Outside the Acme on East Passyunk Avenue,  John Gallo paused and complained when a group of Philadelphia Republicans asked him Saturday afternoon about the city's new soda tax.

"I get all my soda in Delaware County now," said Gallo, a South Philadelphia native, who switched his registration from Democrat to Republican seven years ago.

Inside, in the express-checkout line, Gallo's cart had one item in it:  a 12-pack of Coca-Cola cans. It was an emergency purchase prompted by an impromptu visit from his grandson, he said. The Coke would cost him about $8, and he wasn't happy.

Still, he wasn't going to drive to Delaware County just for a 12-pack.

"It irks me," Gallo said.

Philly's GOP had dubbed Saturday a "Soda Tax Day of Action!" According to communications director Albert Eisenberg, about 40 people had fanned across the city's "working-class neighborhoods" to talk to residents and business owners about the tax and to encourage those against it to register Republican -- if they weren't already.

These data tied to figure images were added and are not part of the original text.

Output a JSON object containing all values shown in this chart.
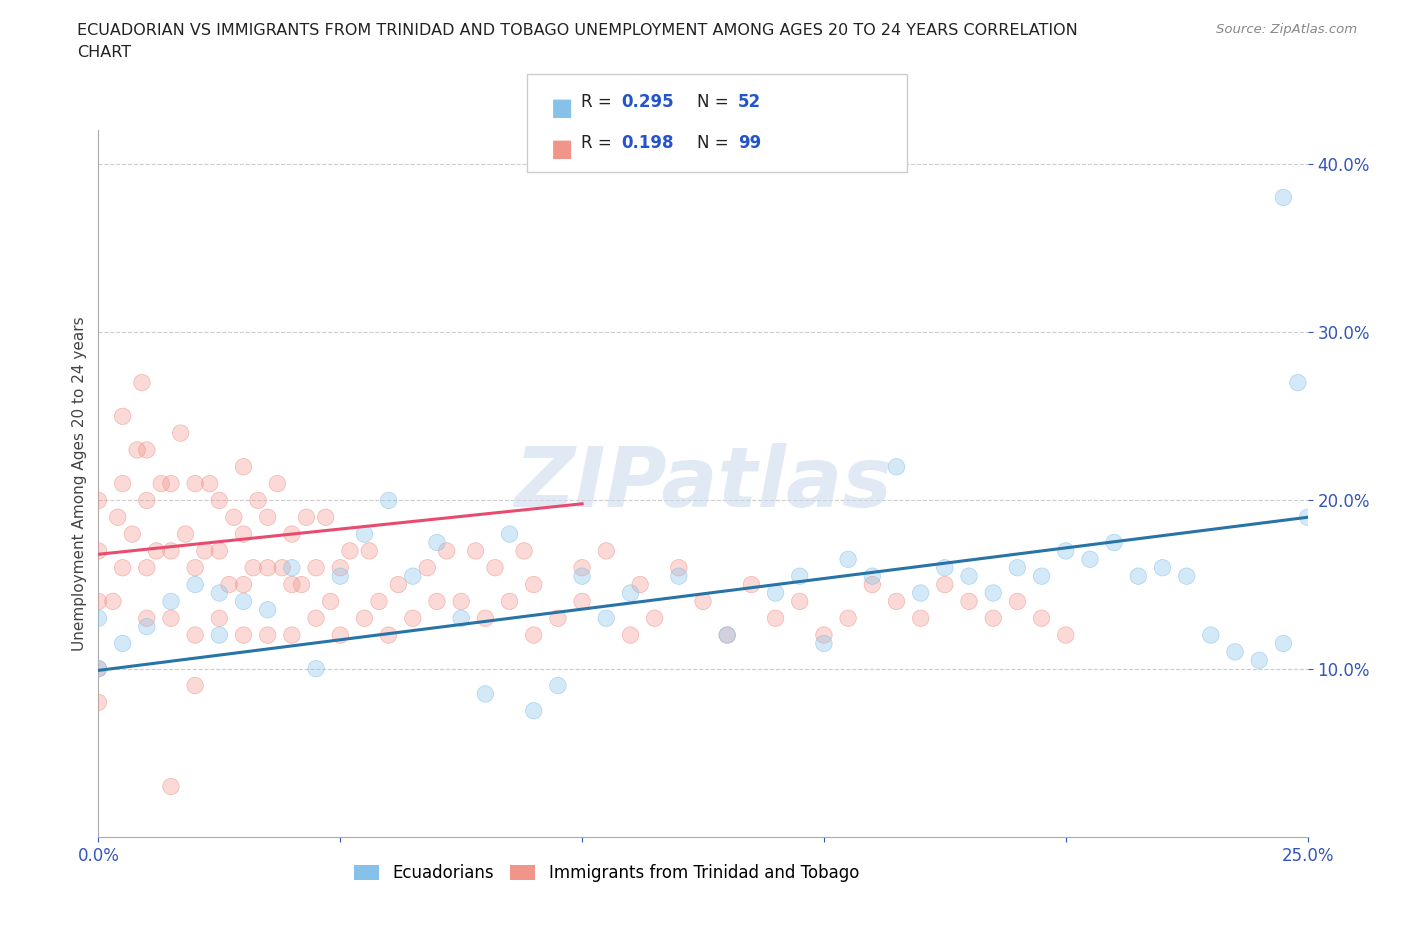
{
  "title_line1": "ECUADORIAN VS IMMIGRANTS FROM TRINIDAD AND TOBAGO UNEMPLOYMENT AMONG AGES 20 TO 24 YEARS CORRELATION",
  "title_line2": "CHART",
  "source_text": "Source: ZipAtlas.com",
  "ylabel": "Unemployment Among Ages 20 to 24 years",
  "xlim": [
    0.0,
    0.25
  ],
  "ylim": [
    0.0,
    0.42
  ],
  "x_ticks": [
    0.0,
    0.05,
    0.1,
    0.15,
    0.2,
    0.25
  ],
  "x_tick_labels": [
    "0.0%",
    "",
    "",
    "",
    "",
    "25.0%"
  ],
  "y_ticks": [
    0.1,
    0.2,
    0.3,
    0.4
  ],
  "y_tick_labels": [
    "10.0%",
    "20.0%",
    "30.0%",
    "40.0%"
  ],
  "blue_color": "#85c1e9",
  "pink_color": "#f1948a",
  "blue_line_color": "#2874a6",
  "pink_line_color": "#e74c6f",
  "watermark": "ZIPatlas",
  "legend_label_blue": "Ecuadorians",
  "legend_label_pink": "Immigrants from Trinidad and Tobago",
  "bg_color": "#ffffff",
  "grid_color": "#cccccc",
  "blue_x": [
    0.0,
    0.0,
    0.005,
    0.01,
    0.015,
    0.02,
    0.025,
    0.025,
    0.03,
    0.035,
    0.04,
    0.045,
    0.05,
    0.055,
    0.06,
    0.065,
    0.07,
    0.075,
    0.08,
    0.085,
    0.09,
    0.095,
    0.1,
    0.105,
    0.11,
    0.12,
    0.13,
    0.14,
    0.145,
    0.15,
    0.155,
    0.16,
    0.165,
    0.17,
    0.175,
    0.18,
    0.185,
    0.19,
    0.195,
    0.2,
    0.205,
    0.21,
    0.215,
    0.22,
    0.225,
    0.23,
    0.235,
    0.24,
    0.245,
    0.245,
    0.248,
    0.25
  ],
  "blue_y": [
    0.1,
    0.13,
    0.115,
    0.125,
    0.14,
    0.15,
    0.12,
    0.145,
    0.14,
    0.135,
    0.16,
    0.1,
    0.155,
    0.18,
    0.2,
    0.155,
    0.175,
    0.13,
    0.085,
    0.18,
    0.075,
    0.09,
    0.155,
    0.13,
    0.145,
    0.155,
    0.12,
    0.145,
    0.155,
    0.115,
    0.165,
    0.155,
    0.22,
    0.145,
    0.16,
    0.155,
    0.145,
    0.16,
    0.155,
    0.17,
    0.165,
    0.175,
    0.155,
    0.16,
    0.155,
    0.12,
    0.11,
    0.105,
    0.115,
    0.38,
    0.27,
    0.19
  ],
  "pink_x": [
    0.0,
    0.0,
    0.0,
    0.0,
    0.0,
    0.003,
    0.004,
    0.005,
    0.005,
    0.005,
    0.007,
    0.008,
    0.009,
    0.01,
    0.01,
    0.01,
    0.01,
    0.012,
    0.013,
    0.015,
    0.015,
    0.015,
    0.017,
    0.018,
    0.02,
    0.02,
    0.02,
    0.022,
    0.023,
    0.025,
    0.025,
    0.025,
    0.027,
    0.028,
    0.03,
    0.03,
    0.03,
    0.03,
    0.032,
    0.033,
    0.035,
    0.035,
    0.035,
    0.037,
    0.038,
    0.04,
    0.04,
    0.04,
    0.042,
    0.043,
    0.045,
    0.045,
    0.047,
    0.048,
    0.05,
    0.05,
    0.052,
    0.055,
    0.056,
    0.058,
    0.06,
    0.062,
    0.065,
    0.068,
    0.07,
    0.072,
    0.075,
    0.078,
    0.08,
    0.082,
    0.085,
    0.088,
    0.09,
    0.09,
    0.095,
    0.1,
    0.1,
    0.105,
    0.11,
    0.112,
    0.115,
    0.12,
    0.125,
    0.13,
    0.135,
    0.14,
    0.145,
    0.15,
    0.155,
    0.16,
    0.165,
    0.17,
    0.175,
    0.18,
    0.185,
    0.19,
    0.195,
    0.2,
    0.015,
    0.02
  ],
  "pink_y": [
    0.08,
    0.1,
    0.14,
    0.17,
    0.2,
    0.14,
    0.19,
    0.16,
    0.21,
    0.25,
    0.18,
    0.23,
    0.27,
    0.13,
    0.16,
    0.2,
    0.23,
    0.17,
    0.21,
    0.13,
    0.17,
    0.21,
    0.24,
    0.18,
    0.12,
    0.16,
    0.21,
    0.17,
    0.21,
    0.13,
    0.17,
    0.2,
    0.15,
    0.19,
    0.12,
    0.15,
    0.18,
    0.22,
    0.16,
    0.2,
    0.12,
    0.16,
    0.19,
    0.21,
    0.16,
    0.12,
    0.15,
    0.18,
    0.15,
    0.19,
    0.13,
    0.16,
    0.19,
    0.14,
    0.12,
    0.16,
    0.17,
    0.13,
    0.17,
    0.14,
    0.12,
    0.15,
    0.13,
    0.16,
    0.14,
    0.17,
    0.14,
    0.17,
    0.13,
    0.16,
    0.14,
    0.17,
    0.12,
    0.15,
    0.13,
    0.16,
    0.14,
    0.17,
    0.12,
    0.15,
    0.13,
    0.16,
    0.14,
    0.12,
    0.15,
    0.13,
    0.14,
    0.12,
    0.13,
    0.15,
    0.14,
    0.13,
    0.15,
    0.14,
    0.13,
    0.14,
    0.13,
    0.12,
    0.03,
    0.09
  ],
  "blue_trend_x": [
    0.0,
    0.25
  ],
  "blue_trend_y": [
    0.099,
    0.19
  ],
  "pink_trend_x": [
    0.0,
    0.1
  ],
  "pink_trend_y": [
    0.168,
    0.198
  ]
}
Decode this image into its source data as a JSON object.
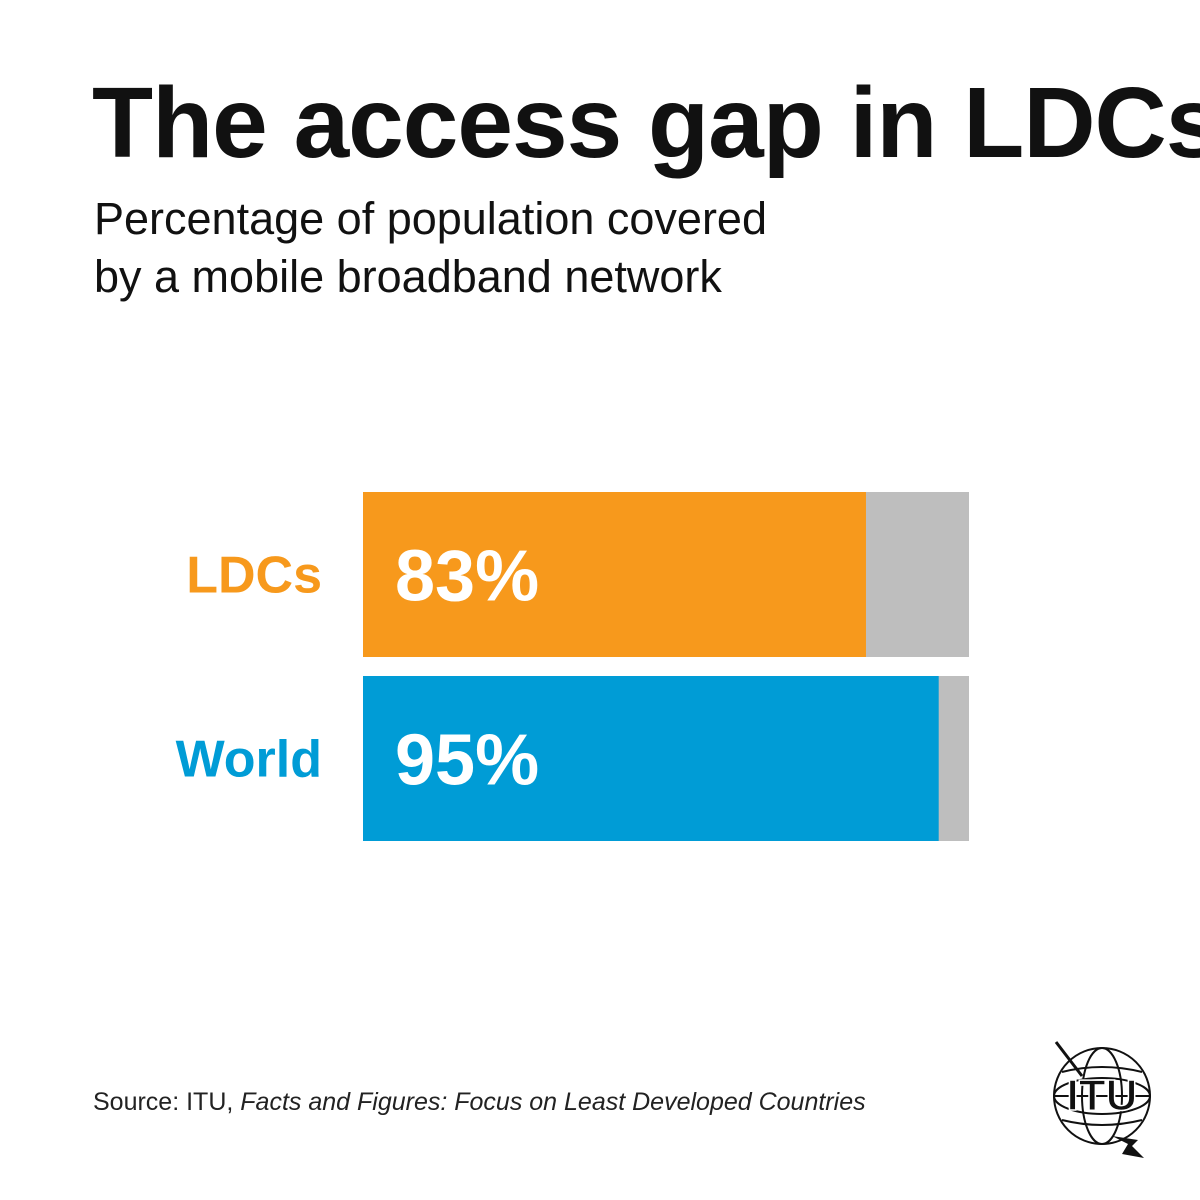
{
  "title": "The access gap in LDCs",
  "subtitle": {
    "line1": "Percentage of population covered",
    "line2": "by a mobile broadband network"
  },
  "chart_data": {
    "type": "bar",
    "orientation": "horizontal",
    "stacked_remainder": true,
    "categories": [
      "LDCs",
      "World"
    ],
    "values": [
      83,
      95
    ],
    "value_labels": [
      "83%",
      "95%"
    ],
    "max": 100,
    "colors": [
      "#F7991C",
      "#009CD6"
    ],
    "remainder_color": "#BEBEBE",
    "title": "The access gap in LDCs"
  },
  "source": {
    "prefix": "Source: ITU, ",
    "publication": "Facts and Figures: Focus on Least Developed Countries"
  },
  "logo": {
    "text": "ITU",
    "icon": "itu-globe-logo-icon"
  }
}
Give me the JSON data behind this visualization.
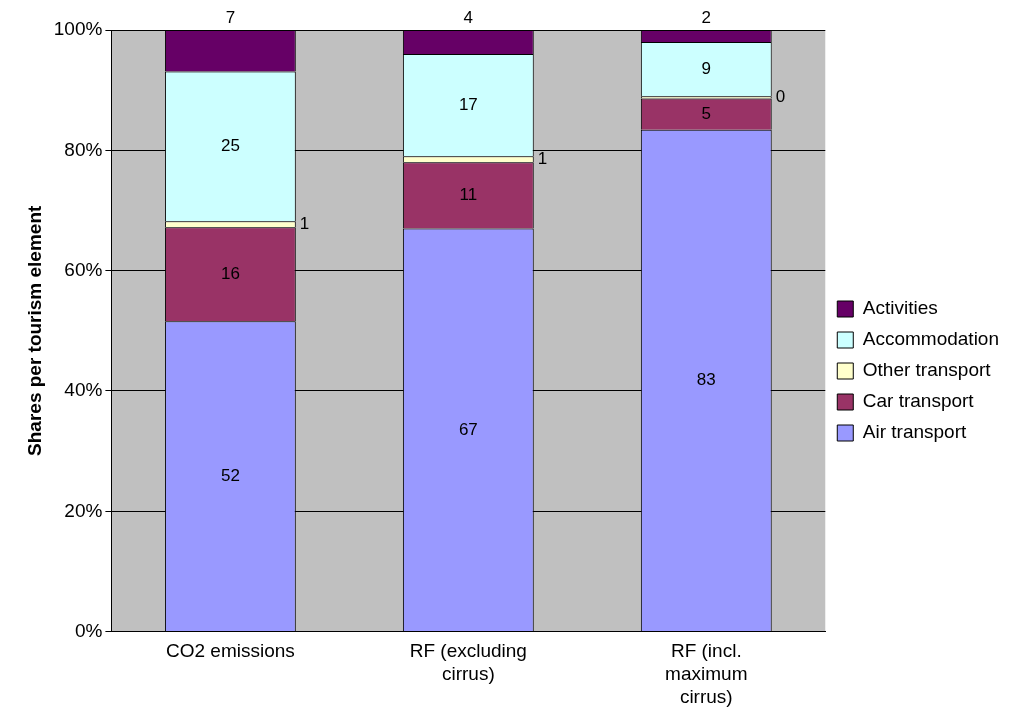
{
  "chart_data": {
    "type": "bar",
    "stacked": true,
    "ylabel": "Shares per tourism element",
    "categories": [
      "CO2 emissions",
      "RF (excluding cirrus)",
      "RF (incl. maximum cirrus)"
    ],
    "series": [
      {
        "name": "Air transport",
        "color": "#9999ff",
        "values": [
          51.6,
          67,
          83.4
        ],
        "value_labels": [
          "52",
          "67",
          "83"
        ]
      },
      {
        "name": "Car transport",
        "color": "#993366",
        "values": [
          15.6,
          11,
          5.2
        ],
        "value_labels": [
          "16",
          "11",
          "5"
        ]
      },
      {
        "name": "Other transport",
        "color": "#ffffcc",
        "values": [
          1.0,
          1,
          0.4
        ],
        "value_labels": [
          "1",
          "1",
          "0"
        ]
      },
      {
        "name": "Accommodation",
        "color": "#ccffff",
        "values": [
          24.9,
          17,
          9.0
        ],
        "value_labels": [
          "25",
          "17",
          "9"
        ]
      },
      {
        "name": "Activities",
        "color": "#660066",
        "values": [
          6.9,
          4,
          2.0
        ],
        "value_labels": [
          "7",
          "4",
          "2"
        ]
      }
    ],
    "ylim": [
      0,
      100
    ],
    "yticks": [
      {
        "value": 0,
        "label": "0%"
      },
      {
        "value": 20,
        "label": "20%"
      },
      {
        "value": 40,
        "label": "40%"
      },
      {
        "value": 60,
        "label": "60%"
      },
      {
        "value": 80,
        "label": "80%"
      },
      {
        "value": 100,
        "label": "100%"
      }
    ],
    "grid": "y",
    "legend": "right"
  }
}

"The Philadelphia Republican Party," Eisenberg said Saturday morning, "stands against and stood against the mayor's regressive soda tax and other policies that hurt working people in Philadelphia."

Former Mayor Michael Nutter tried and failed to pass a soda tax in 2010. Mayor Kenney resurrected the idea, hoping a tax could help fund universal pre-K and renovate city parks and community centers.

In June, City Council approved a 1.5-cent-per-ounce tax on sodas and drinks with added sugar. The tax took effect last month.

"The soda tax was enacted to provide a path out of poverty for Philadelphia's families,"  Mike Dunn, a spokesman for the mayor's office, said in an email Saturday, "by taxing an industry that has made millions off of our low-income communities, and then investing in pre-K, community schools, and struggling neighborhoods."

Details about the day of action were purposefully murky leading up to Saturday because of the "propensity for 'progressive' protesters to intimidate & harass our folks, pepper-spray random Republicans, 'punch Nazis,' etc.," Eisenberg wrote.

On Passyunk Avenue, GOP ward leaders Seth Kaufer and Bryan Leib joined a handful of others, trying to chat up people on the street about the tax.  Some dismissed them with a "No thanks" before they finished, and in the line at Geno's Steaks, one woman said the tax was "bizarre," but she was from Maryland.

Kaufer, a gastroenterologist from South Philadelphia, said that the soda tax was a bipartisan issue and that he believed its implementation has been rife with "misinformation" about where the revenue would go.

"There's people all over who are against this," Kaufer said. "They stand with us, they want to change, and they want to work with us."

The group was also asking people if they were registered to vote and if they'd be interested in switching over to the Republican Party "as a protest," Kaufer said, "to show that they don't agree with what's going on in city government right now."

Dunn, in an email, rattled off the groups of Philadelphians he said wouldn't be switching parties, including "the nearly 2,000 families who are now receiving free, quality pre-K through that same program, allowing many of the parents to find employment, since they now have cost-effective, stable childcare."

"And those numbers will only get bigger as we increase over the next five years," Dunn wrote.

At the Acme, the GOP members asked Carol Pasquarello, of South Philadelphia, if she had heard about the tax. She stopped mid-parking-lot to talk, expressing mixed but strong feelings.

"Yes, I know about the tax. I used to buy iced tea," Pasquarello said, pushing her cart outside the Acme. "I'm not loving it, but I support it."